Je suis particulièrement heureux de vous accueillir aujourd'hui pour cette première réunion de la Commission nationale de la négociation collective ensemble.
Nous nous sommes transportés à quelques centaines de mètres de l'illustre salle des accords de l'hôtel du Châtelet qui accueillait traditionnellement ces réunions. _ Mais, rassurez-vous ce changement ne nous empêchera pas d'inscrire nos travaux dans la riche histoire de ce Ministère, qui fait de celui-ci, depuis les accords de Grenelle de 1936, la maison du dialogue social.
C'est un très grand honneur pour moi d'être le Ministre du Travail, de l'emploi, de la formation professionnelle et du dialogue social. Derrière le choix de cette dénomination, c'est l'illustration d'une conviction et d'une méthode. La conviction, c'est celle du rôle essentiel des corps intermédiaires – et aux premiers rangs desquels les partenaires sociaux – dans la société et dans la construction de l'intérêt général.
La méthode, c'est celle du dialogue, de la concertation et du respect de la négociation.

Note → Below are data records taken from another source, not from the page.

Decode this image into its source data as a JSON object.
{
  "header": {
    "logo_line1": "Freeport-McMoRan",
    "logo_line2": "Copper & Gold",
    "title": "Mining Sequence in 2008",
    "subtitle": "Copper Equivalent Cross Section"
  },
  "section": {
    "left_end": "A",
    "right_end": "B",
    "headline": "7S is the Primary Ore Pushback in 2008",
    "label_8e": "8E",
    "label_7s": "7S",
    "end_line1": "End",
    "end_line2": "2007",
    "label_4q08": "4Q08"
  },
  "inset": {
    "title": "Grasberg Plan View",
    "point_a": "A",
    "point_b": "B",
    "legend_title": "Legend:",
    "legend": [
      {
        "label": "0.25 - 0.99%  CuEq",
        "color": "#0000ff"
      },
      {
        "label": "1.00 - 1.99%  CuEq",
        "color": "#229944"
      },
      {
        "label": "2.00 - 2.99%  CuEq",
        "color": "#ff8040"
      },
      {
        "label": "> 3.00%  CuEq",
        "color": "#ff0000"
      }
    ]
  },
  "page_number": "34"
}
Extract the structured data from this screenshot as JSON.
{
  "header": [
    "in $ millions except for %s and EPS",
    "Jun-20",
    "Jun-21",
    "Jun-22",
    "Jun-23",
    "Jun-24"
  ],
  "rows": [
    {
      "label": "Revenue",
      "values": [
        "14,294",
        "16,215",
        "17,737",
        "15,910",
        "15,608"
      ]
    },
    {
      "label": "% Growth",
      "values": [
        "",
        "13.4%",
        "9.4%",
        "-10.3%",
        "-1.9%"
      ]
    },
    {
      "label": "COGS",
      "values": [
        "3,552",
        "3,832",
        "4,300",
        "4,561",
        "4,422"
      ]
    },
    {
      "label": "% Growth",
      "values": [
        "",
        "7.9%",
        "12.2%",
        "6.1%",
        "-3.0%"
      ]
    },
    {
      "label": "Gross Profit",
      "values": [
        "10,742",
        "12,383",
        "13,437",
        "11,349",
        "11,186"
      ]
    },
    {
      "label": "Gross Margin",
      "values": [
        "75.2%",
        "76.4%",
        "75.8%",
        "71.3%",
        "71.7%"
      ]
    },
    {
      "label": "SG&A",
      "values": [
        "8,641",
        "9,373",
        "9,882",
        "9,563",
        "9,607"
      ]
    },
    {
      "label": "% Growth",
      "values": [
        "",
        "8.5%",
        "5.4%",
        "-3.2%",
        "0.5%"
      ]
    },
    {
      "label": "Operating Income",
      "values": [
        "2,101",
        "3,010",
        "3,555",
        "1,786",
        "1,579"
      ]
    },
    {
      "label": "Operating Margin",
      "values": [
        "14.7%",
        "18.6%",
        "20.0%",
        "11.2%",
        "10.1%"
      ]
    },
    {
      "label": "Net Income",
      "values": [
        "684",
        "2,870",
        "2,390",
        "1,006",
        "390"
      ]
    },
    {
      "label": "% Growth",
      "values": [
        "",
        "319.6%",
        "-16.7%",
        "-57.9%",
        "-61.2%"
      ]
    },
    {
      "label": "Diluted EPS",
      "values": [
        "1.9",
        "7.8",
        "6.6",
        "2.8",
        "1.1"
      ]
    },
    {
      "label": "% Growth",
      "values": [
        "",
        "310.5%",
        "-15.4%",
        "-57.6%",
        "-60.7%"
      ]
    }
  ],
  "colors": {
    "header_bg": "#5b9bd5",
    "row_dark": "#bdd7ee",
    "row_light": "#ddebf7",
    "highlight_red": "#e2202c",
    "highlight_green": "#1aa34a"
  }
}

Non pas comme un passage obligé mais bien au contraire comme un principe d'action et de réforme.
C'est l'esprit qui anime, sous l'impulsion du Président de la République, tout le Gouvernement.
La Commission nationale de la négociation collective doit être un lieu important de ces échanges. Par ces attributions bien évidemment : elle aura à se prononcer sur l'ensemble des textes intervenant dans le champ des relations individuelles et collectives du travail. Mais, au-delà, par la qualité du dialogue que nous pourrons y nouer dans le respect des positions de chacun.
Notre réunion de ce matin est consacrée à l'examen de la revalorisation du SMIC. _ Elle est également l'occasion de vous présenter, comme c'est la tradition chaque année à cette époque, le bilan annuel de la négociation collective. Avant donc d'en venir au SMIC, je vous propose donc que le Directeur général du travail, Jean-Denis COMBREXELLE, nous présente en quelques mots les principaux enseignements de ce bilan de la négociation pour 2011
[intervention du DGT – 4 min]
Merci Monsieur le Directeur général.
Cet ouvrage est une parfaite illustration de la richesse de la négociation collective dans notre pays que ce soit au niveau interprofessionnel, dans les branches ou dans les entreprises. C'est un aspect trop souvent méconnu de nos relations sociales, trop souvent caricaturées ! Bien, au contraire, le dynamisme du dialogue social ne peut que conforter le Gouvernement dans son ambition d'articuler au mieux démocratie sociale et politique.
Je tiens à remercier les organisations représentées ici pour la qualité de vos contributions à cet ouvrage.
Venons en maintenant à la revalorisation du SMIC.
Conformément aux engagements présidentiels, le Gouvernement a décidé de procéder à une revalorisation du SMIC sans attendre la revalorisation annuelle obligatoire du 1er janvier 2013.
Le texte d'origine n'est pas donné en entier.